第43話 私には年下の美貌の恋人がいる

 朝の光が差し込んだのを感じて、アガーテは眼をうっすらと開けた。

 横には、自分の美しい年下の恋人が、白い裸身を晒しながら、彼女の腰に絡みついていた。まるで自分が捉えてしまった大天使のような姿だった。


 起き上がると、彼も紫水晶の瞳を開け、すがるようにアガーテを見てくる。


「おはよう、アガーテ」


 アガーテは何も言えないまま、青年の顔を指でなぞった。青年の形の良い唇に優しくくちづけた。

 青年はあどけなく微笑むと、アガーテに思い切り抱きついてきた。


「……苦しいところはない? 昨日、無体を強いてしまった」


 アガーテは「いえ」と首を横に振る。すると、ゴットフリートがアガーテの腰にすがりながら、彼女の膝を枕にした。無邪気に微笑む青年は、美しい人妻の瞳を覗き込んだ。
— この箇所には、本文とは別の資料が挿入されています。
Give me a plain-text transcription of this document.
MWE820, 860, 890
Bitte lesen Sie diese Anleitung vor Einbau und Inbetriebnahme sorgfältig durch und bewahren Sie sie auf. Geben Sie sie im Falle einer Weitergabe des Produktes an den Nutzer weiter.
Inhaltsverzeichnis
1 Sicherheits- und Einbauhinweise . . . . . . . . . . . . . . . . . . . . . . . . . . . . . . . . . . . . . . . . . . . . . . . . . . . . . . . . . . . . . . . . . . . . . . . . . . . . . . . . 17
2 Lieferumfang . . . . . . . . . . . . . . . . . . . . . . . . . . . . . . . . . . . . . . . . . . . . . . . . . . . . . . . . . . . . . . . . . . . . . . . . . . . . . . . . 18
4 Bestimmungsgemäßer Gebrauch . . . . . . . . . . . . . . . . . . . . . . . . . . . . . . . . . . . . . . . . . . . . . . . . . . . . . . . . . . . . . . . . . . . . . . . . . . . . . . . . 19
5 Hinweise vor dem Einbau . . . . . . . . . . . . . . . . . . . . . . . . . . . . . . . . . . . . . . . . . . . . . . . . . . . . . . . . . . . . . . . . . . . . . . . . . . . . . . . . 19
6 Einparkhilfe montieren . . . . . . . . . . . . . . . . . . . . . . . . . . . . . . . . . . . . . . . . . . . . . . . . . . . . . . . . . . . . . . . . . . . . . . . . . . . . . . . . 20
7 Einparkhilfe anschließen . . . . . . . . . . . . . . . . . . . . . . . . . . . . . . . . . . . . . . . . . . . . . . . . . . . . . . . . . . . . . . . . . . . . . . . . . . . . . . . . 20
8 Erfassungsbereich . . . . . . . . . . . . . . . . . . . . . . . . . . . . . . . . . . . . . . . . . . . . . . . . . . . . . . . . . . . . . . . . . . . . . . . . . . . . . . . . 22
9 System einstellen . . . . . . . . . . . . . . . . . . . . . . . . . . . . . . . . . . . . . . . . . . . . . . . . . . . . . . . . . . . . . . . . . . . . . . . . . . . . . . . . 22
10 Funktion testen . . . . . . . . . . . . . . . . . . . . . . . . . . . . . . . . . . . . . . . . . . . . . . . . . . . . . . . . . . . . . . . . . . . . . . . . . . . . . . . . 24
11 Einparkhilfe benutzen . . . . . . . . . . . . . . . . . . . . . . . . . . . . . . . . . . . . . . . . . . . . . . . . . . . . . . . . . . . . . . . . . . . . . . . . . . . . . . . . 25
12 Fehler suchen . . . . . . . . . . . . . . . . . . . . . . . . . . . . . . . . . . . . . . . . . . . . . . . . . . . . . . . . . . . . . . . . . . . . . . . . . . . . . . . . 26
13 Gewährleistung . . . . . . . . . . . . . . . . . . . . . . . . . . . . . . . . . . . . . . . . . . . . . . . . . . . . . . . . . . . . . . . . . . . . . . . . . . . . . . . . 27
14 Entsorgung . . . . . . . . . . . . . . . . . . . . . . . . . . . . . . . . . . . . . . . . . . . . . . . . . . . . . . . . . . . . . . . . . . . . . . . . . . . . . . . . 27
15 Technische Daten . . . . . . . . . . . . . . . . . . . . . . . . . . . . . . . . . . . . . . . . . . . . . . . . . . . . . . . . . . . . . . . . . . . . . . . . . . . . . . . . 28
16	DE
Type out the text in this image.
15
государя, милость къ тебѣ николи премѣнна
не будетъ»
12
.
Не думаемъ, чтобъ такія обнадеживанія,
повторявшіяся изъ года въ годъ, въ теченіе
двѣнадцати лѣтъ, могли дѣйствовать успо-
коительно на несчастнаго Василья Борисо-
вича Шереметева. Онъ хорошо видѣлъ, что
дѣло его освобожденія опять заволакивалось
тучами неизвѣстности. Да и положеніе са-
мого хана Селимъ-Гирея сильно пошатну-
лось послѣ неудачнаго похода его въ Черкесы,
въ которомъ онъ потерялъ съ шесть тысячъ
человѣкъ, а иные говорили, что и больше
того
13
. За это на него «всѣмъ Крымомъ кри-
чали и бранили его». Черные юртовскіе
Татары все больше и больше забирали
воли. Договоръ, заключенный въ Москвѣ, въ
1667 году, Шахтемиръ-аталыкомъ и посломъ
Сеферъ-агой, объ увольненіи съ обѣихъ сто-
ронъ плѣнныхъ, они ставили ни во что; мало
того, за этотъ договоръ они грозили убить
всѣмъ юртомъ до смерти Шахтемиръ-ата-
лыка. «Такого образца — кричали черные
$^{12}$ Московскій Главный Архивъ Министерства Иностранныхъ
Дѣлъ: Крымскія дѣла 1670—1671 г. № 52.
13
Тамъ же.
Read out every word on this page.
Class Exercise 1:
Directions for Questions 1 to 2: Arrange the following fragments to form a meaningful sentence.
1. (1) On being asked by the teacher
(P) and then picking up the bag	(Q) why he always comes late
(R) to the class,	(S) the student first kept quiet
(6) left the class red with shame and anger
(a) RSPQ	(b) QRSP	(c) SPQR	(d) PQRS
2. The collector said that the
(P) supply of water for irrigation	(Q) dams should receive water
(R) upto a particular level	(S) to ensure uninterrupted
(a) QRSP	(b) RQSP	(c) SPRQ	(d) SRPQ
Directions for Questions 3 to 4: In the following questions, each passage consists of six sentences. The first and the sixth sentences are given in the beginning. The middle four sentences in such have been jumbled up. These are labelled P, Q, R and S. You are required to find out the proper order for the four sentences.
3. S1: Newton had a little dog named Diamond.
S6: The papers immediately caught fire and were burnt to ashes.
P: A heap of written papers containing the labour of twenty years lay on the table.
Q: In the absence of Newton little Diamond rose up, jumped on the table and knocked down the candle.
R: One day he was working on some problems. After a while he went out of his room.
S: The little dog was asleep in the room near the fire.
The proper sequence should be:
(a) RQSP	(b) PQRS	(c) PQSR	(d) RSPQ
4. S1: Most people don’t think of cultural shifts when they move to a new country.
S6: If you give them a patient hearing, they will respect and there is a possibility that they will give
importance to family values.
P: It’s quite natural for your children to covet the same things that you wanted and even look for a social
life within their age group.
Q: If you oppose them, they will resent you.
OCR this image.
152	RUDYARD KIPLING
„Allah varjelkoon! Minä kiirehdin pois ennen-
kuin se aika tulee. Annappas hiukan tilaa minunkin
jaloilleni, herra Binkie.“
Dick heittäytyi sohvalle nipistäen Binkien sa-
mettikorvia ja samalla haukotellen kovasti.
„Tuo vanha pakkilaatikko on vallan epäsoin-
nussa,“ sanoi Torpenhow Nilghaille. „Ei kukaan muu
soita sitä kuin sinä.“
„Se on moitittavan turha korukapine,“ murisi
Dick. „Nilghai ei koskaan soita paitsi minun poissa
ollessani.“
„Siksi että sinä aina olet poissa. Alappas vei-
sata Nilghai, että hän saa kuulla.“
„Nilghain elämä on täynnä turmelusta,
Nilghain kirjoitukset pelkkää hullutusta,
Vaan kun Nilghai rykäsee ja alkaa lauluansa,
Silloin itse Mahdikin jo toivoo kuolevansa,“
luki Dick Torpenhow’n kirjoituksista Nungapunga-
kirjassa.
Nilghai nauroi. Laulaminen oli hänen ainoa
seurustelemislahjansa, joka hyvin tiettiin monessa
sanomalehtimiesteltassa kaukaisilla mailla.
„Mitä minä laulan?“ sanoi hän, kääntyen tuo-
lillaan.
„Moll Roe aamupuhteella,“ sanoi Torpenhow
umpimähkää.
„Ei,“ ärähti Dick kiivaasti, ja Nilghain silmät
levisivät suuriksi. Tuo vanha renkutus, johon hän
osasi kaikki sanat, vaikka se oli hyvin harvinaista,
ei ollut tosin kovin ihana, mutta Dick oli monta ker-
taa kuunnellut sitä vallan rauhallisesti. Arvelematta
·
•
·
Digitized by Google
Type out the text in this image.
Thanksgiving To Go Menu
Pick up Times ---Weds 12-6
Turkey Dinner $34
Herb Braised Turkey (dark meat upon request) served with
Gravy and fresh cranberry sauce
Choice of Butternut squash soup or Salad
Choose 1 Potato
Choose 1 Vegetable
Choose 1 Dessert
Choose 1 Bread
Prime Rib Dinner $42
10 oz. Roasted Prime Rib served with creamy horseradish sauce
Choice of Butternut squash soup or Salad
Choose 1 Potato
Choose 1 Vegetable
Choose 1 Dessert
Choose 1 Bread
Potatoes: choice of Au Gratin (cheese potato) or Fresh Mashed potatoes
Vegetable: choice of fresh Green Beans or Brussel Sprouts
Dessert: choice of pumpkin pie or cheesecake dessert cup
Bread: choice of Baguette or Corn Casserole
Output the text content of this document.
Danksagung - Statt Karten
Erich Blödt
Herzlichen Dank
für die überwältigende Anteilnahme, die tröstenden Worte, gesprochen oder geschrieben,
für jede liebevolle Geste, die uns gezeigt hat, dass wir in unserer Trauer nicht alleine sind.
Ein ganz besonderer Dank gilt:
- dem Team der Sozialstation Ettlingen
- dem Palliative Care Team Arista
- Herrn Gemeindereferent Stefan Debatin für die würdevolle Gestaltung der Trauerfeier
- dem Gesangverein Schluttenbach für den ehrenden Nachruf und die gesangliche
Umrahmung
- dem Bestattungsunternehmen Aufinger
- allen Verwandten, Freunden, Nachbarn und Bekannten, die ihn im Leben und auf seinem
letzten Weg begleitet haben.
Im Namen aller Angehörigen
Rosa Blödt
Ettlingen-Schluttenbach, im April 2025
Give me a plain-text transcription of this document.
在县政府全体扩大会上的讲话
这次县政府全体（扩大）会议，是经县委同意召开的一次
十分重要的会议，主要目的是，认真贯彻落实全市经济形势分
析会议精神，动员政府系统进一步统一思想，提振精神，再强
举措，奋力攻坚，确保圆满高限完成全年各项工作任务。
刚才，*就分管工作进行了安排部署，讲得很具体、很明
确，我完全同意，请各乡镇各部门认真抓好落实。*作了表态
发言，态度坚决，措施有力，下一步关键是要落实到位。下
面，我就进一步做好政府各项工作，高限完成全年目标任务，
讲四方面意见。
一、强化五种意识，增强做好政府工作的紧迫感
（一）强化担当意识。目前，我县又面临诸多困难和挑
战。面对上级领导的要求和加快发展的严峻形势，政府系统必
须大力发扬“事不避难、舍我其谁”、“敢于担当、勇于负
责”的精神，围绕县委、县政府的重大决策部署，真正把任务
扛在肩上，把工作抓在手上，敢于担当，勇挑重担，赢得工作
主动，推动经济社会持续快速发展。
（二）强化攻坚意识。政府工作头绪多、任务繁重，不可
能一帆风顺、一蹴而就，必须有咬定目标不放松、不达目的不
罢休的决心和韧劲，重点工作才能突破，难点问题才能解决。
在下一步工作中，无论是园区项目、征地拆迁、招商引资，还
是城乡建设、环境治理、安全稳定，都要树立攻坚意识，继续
「——アガーテ。昨夜のことを思い出して、夫に申し訳ないから死のうなどとは考えるな」

「……」


 アガーテが今すぐそうしたいことであった。だが、ゴットフリートの指が、アガーテの唇を撫でる。彼の瞳は愛人と激しく床をともにした直後とは思えないほど真摯しんしだった。


「僕はアガーテがいてくれてよかった。僕は……いてもいなくてもどちらでもいい存在なんだ。母上にとっても。この王国にとっても。兄上など、いないほうがいいと思っているのかもしれない。でも、貴女の存在が、貴女の肉体が、僕をこの世に繋ぎ止めてくれるんだ」


 ほだされてしまう。その十二も年下の青年の言葉に、ほだされてしまう。アガーテのような、子供も産まず、夫を裏切り、あんな嬌態をみせるような屑を、王子は必要と言ってくれる。


 気づけば、アガーテは、ゴットフリートの唇を貪っていた。

 美しい年下の恋人を仰向けにそっと倒し、首筋や鎖骨、乳首、腹を唇や舌で責めてあげた。


「……っ」


 美しい恋人は身体をのけぞらせ、よじった。アガーテは微笑んで、濃艶に囁いた。


「感じやすい子。かわいい」


 青年の手を自分の豊かな乳房に触れさせた。青年が乳房を唇に含み、吸う。

 自分は死ぬこともしない屑だ。ひょっとしたらエリアスの子が特別ほしいのではなく、誰でもいいからとりあえず子を身籠りたいのではないか。それ以前に、行為自体がしたいだけなのではないか。であれば、乱れ切るなら卑猥に乱れきってしまえ、と。

 体をそっとずらし、青年の脚の間に顔を埋めた。青年は身を起こそうとした。


「何をするんだ、アガーテ、そんなところをそんなふうに——」


 恥じらう青年が愛らしい。

 果ててしまうと、ゴットフリートは、寝台に倒れこみ、息を荒げていた。

 アガーテは口を拭いて、彼の隣に寝そべる。


「どう。これはお好き?」


 彼は頬を赤らめながら素直に答えた。


「とても快かった。……でもアガーテを奴隷にしているみたいだ」

「ふふ。わたくしはもうあなたの奴隷。あなたが必要。あなたをわたくしの恋人にして差し上げます」


 ゴットフリートは、「夫ではないのか」と顔を一瞬背けながらも、くすりと微笑んだ。

 伯爵夫人は微苦笑する。


「夫はおりますもの。離婚いたします」

「してしまえ。すぐに。貴女は僕のものなのだから」


 ゴットフリートが起き上がり、アガーテを抱きしめて唇を強く吸った。その後、水盤に布を浸して身体を拭おうとすると、アガーテはそれを制し、彼女が彼の身体を拭った。まるで幼児の世話でもしているように。

 ゴットフリートは、それにも恍惚として、小さく喘ぎ声を漏らした。


「拭いてるだけよ、わたくしの可愛い方」

「意地悪だ、アガーテは」


 アガーテの薬指には、紫水晶の指輪だけが光っていた。

 こうして第二王子のゴットフリートは、孤閨を守らされている美貌の伯爵夫人の年下の恋人となった。